La question d'une possible volonté délibérée d'Israël d'affamer et d'assoiffer les Palestiniens de Gaza est au centre des considérations de la Cour internationale de justice (CIJ), l'organe judiciaire suprême de l'ONU, qui s'est penchée sur la «plausibilité» qu'un génocide soit commis par Israël à Gaza. Fin mars, les juges de la CIJ enjoignaient à Israël de permettre la livraison d'aide à Gaza «sans délai». Dernier rebondissement, ce mardi: devant la même CIJ, l'Allemagne s'est employée à démontrer son «intense degré d'engagement» pour obtenir davantage d'assistance humanitaire en faveur de Gaza.

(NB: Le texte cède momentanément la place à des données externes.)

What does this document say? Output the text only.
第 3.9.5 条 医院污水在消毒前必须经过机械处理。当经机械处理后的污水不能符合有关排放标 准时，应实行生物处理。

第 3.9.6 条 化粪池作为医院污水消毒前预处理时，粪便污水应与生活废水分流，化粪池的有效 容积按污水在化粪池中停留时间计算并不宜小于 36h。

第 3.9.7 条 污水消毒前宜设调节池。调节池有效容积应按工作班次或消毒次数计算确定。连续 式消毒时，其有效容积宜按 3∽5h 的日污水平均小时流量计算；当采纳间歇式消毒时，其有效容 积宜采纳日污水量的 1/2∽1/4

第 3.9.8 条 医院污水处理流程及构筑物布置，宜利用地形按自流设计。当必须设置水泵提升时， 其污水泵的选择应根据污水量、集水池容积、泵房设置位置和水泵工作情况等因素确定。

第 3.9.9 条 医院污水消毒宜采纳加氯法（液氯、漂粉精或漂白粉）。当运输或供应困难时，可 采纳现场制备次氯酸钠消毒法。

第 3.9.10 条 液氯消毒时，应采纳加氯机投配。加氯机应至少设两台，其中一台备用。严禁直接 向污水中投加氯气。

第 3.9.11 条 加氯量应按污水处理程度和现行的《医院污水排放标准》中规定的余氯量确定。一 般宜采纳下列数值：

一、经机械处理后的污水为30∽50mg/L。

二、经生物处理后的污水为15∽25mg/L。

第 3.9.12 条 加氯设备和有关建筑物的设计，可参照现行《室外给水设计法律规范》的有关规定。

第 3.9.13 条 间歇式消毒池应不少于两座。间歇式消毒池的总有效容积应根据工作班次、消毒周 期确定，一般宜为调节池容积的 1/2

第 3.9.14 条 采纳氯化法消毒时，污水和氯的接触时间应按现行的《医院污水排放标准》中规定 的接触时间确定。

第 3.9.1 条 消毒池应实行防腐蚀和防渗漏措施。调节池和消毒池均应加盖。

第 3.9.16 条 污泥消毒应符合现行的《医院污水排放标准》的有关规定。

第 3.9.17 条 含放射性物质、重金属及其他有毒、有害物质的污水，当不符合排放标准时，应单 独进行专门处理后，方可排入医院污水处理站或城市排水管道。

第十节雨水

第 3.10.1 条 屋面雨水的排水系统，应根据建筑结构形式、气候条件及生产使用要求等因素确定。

Israël exige que les camions qui se pressent à la frontière ne soient qu’à moitié pleins
Au demeurant, les chiffres annoncés par Israël sur une plus large ouverture des points de passage vers Gaza continuent d'être contestés par les Nations unies. Pour le 8 avril, le nombre de camions passés par Kerem Shalom s'élevait à 154, auxquels s'ajoutent encore 69 passés par Rafah: un total de 223 véhicules, jugé encore bien insuffisant pour faire face à la catastrophe humanitaire en cours.
A Genève, un porte-parole de la coordination humanitaire de l'ONU, Jens Laerke, expliquait mardi que l'ONU continuait de faire face à des refus d'accès pour livrer de l'aide à Gaza. De surcroît, Israël exige que les camions qui se pressent à la frontière ne soient qu'à moitié pleins, pour faciliter les inspections. «Lorsqu'on compte les camions de l'autre côté une fois rechargés, ils sont pleins. Déjà là, les chiffres ne correspondront jamais», expliquait le porte-parole. Les restrictions imposées par Israël exigent le transbordement de toutes les marchandises. En outre, rappelait Jens Laerke, «les Israéliens interdisent aux chauffeurs et aux camions égyptiens de se trouver dans la même zone que les chauffeurs et les camions palestiniens», de sorte que les transferts sont rendus beaucoup plus compliqués.
Un rapport publié par l'IPC (Integrated Food Security Phase Classification), un organisme international qui fait autorité, prévoit que la moitié des habitants de Gaza connaîtront une insécurité alimentaire «catastrophique» d'ici à quelques semaines, tandis que le nord de l'enclave atteindra le stade de la famine. Jusqu'ici, seuls la Somalie (en 2011) et le Soudan du Sud (2017) avaient atteint des niveaux si alarmants. Dans des commentaires à ce propos, le Cogat contestait cette évaluation, en notant des «inexactitudes» dans un rapport qui, à ses yeux, ne faisait pas assez mention «des efforts considérables menés par Israël pour améliorer la situation humanitaire» à Gaza.
Jusqu'ici, c'est principalement l'UNRWA, l'agence de l'ONU chargée des réfugiés palestiniens, qui s'occupait de l'essentiel des livraisons, du stockage et de la distribution de l'aide. Mais le gouvernement israélien exige désormais officiellement le démantèlement de cette agence, en alléguant notamment une proximité de certains de ses employés avec le Hamas palestinien. Dans les statistiques diffusées par le Cogat, il est indiqué que le Programme alimentaire mondial (PAM) délivre désormais davantage d'aide que l'UNRWA (50% contre 37%). Israël compte aussi sur l'implication de certaines ONG qu'elle autorise à travailler à Gaza, au premier rang desquelles figure précisément l'américaine World Central Kitchen. Elle aurait délivré 24 000 tonnes d'aide avant d'interrompre son travail à la suite de la mort de ses collaborateurs. Depuis le début de la guerre, plus de 200 travailleurs humanitaires ont été tués à Gaza.